90’lı yılların başından itibaren, Azerbaycan’da konu edilmeye başlatılan İran’daki Türklerin durumu, şimdi Azerbaycan’daki hakimiyetin de dikkatini yeni yeni kendine yöneltti.
Batı dünyasının, özellikle ise ABD’den İran’daki etnik gruplara yönelmiş beyanlar ise yeni yeni sertlik niteliğini göstermeye başladı.

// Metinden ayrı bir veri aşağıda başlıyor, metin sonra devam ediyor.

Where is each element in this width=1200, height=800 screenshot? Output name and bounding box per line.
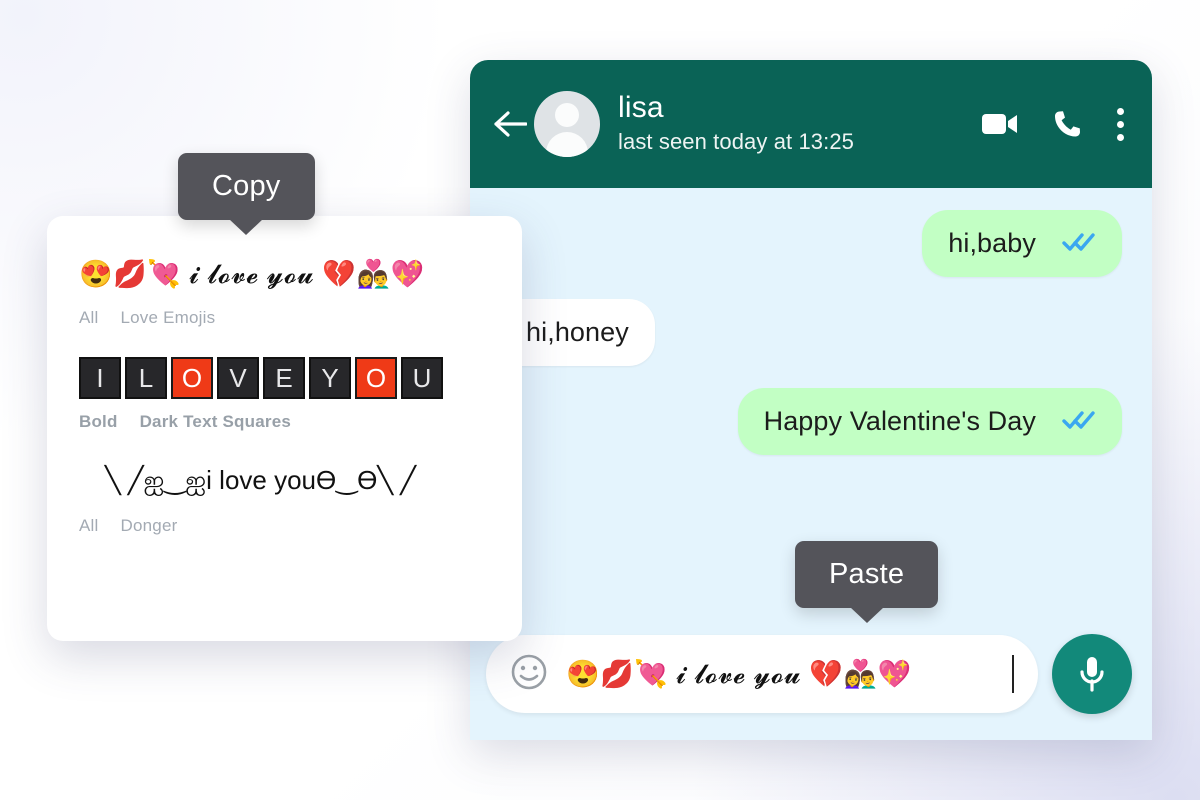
message-bubble-outgoing[interactable]: Happy Valentine's Day: [737, 388, 1122, 455]
contact-name: lisa: [618, 91, 664, 125]
tag-chip[interactable]: All: [79, 516, 99, 536]
letter-square-highlighted: O: [355, 357, 397, 399]
letter-square: V: [217, 357, 259, 399]
letter-squares-art[interactable]: I L O V E Y O U: [79, 356, 490, 400]
double-check-icon: [1062, 406, 1096, 437]
copy-tooltip[interactable]: Copy: [178, 153, 315, 220]
picker-entry: 😍💋💘 𝓲 𝓵𝓸𝓿𝓮 𝔂𝓸𝓾 💔👩‍❤️‍👨💖 All Love Emojis: [47, 252, 522, 328]
tag-chip[interactable]: All: [79, 308, 99, 328]
letter-square: E: [263, 357, 305, 399]
phone-icon[interactable]: [1053, 109, 1083, 139]
paste-tooltip[interactable]: Paste: [795, 541, 939, 608]
letter-square: Y: [309, 357, 351, 399]
whatsapp-chat-panel: lisa last seen today at 13:25 hi,baby hi…: [470, 60, 1152, 740]
letter-square: I: [79, 357, 121, 399]
tag-chip[interactable]: Donger: [121, 516, 178, 536]
back-arrow-icon[interactable]: [490, 104, 530, 144]
message-row: hi,baby: [470, 210, 1152, 277]
chat-header-actions: [981, 107, 1130, 141]
chat-message-list: hi,baby hi,honey Happy Valentine's Day 😍…: [470, 188, 1152, 740]
picker-entry: I L O V E Y O U Bold Dark Text Squares: [47, 356, 522, 432]
message-input-value[interactable]: 😍💋💘 𝓲 𝓵𝓸𝓿𝓮 𝔂𝓸𝓾 💔👩‍❤️‍👨💖: [566, 658, 1000, 691]
message-bubble-outgoing[interactable]: hi,baby: [922, 210, 1122, 277]
message-row: hi,honey: [470, 299, 1152, 366]
message-row: Happy Valentine's Day: [470, 388, 1152, 455]
picker-entry: ╲ ╱ஐ‿ஐi love youӨ‿Ө╲ ╱ All Donger: [47, 460, 522, 536]
tag-chip[interactable]: Bold: [79, 412, 118, 432]
text-cursor: [1012, 655, 1014, 693]
chat-header: lisa last seen today at 13:25: [470, 60, 1152, 188]
entry-tags: Bold Dark Text Squares: [79, 412, 490, 432]
tag-chip[interactable]: Love Emojis: [121, 308, 216, 328]
message-text: Happy Valentine's Day: [763, 406, 1036, 436]
message-text: hi,honey: [526, 317, 629, 347]
microphone-button[interactable]: [1052, 634, 1132, 714]
screenshot-stage: lisa last seen today at 13:25 hi,baby hi…: [0, 0, 1200, 800]
smiley-face-icon[interactable]: [510, 653, 548, 696]
avatar[interactable]: [534, 91, 600, 157]
message-input-field[interactable]: 😍💋💘 𝓲 𝓵𝓸𝓿𝓮 𝔂𝓸𝓾 💔👩‍❤️‍👨💖: [486, 635, 1038, 713]
letter-square: L: [125, 357, 167, 399]
chat-header-text: lisa last seen today at 13:25: [618, 92, 981, 155]
emoji-art-text[interactable]: 😍💋💘 𝓲 𝓵𝓸𝓿𝓮 𝔂𝓸𝓾 💔👩‍❤️‍👨💖: [79, 252, 490, 296]
contact-status: last seen today at 13:25: [618, 129, 855, 155]
double-check-icon: [1062, 228, 1096, 259]
tag-chip[interactable]: Dark Text Squares: [140, 412, 291, 432]
message-input-row: 😍💋💘 𝓲 𝓵𝓸𝓿𝓮 𝔂𝓸𝓾 💔👩‍❤️‍👨💖: [470, 634, 1152, 714]
emoji-picker-card: 😍💋💘 𝓲 𝓵𝓸𝓿𝓮 𝔂𝓸𝓾 💔👩‍❤️‍👨💖 All Love Emojis …: [47, 216, 522, 641]
entry-tags: All Love Emojis: [79, 308, 490, 328]
letter-square-highlighted: O: [171, 357, 213, 399]
more-vertical-icon[interactable]: [1117, 107, 1124, 141]
message-text: hi,baby: [948, 228, 1036, 258]
letter-square: U: [401, 357, 443, 399]
entry-tags: All Donger: [79, 516, 490, 536]
video-camera-icon[interactable]: [981, 111, 1019, 137]
kaomoji-art-text[interactable]: ╲ ╱ஐ‿ஐi love youӨ‿Ө╲ ╱: [79, 460, 490, 504]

Özellikle bir kaç gündür Beyaz Saray’dan, İran’daki etnik kimliklerin kendini ifade etme çabaları açıktan desteklendi. İran’ın tutum, insan hakk ve özgürlükleri anlamında eleştirme yeni yeni gündeme konu olmaya başladı. İran’la gerginlik yaşayan ABD uzun zaman insan haklarına özellikle Türklerin durumuna yönelik sesleri işitmek istemiyordu. Yeni yeni bu seslerin duyulmaya başlanması amacı ne olursa olsun bu konuya hassaslıkla yaklaşan Türkleri ziyadesiyle sevindirmiştir. Bugünlerde Beyaz Saray’ın resmi sitesindeki oylamada İran’daki Türklerin durumuna dikkat çekilmesi konusu bayağı oy toplamış ve ABD yetkililerinden bu konuya dikkat çekilmesi istenmişti. Bu oylama sonucu Beyaz Saray ilk defa İran’daki etnik kimliklerin haklarını sert bir dille gündeme getirmişti.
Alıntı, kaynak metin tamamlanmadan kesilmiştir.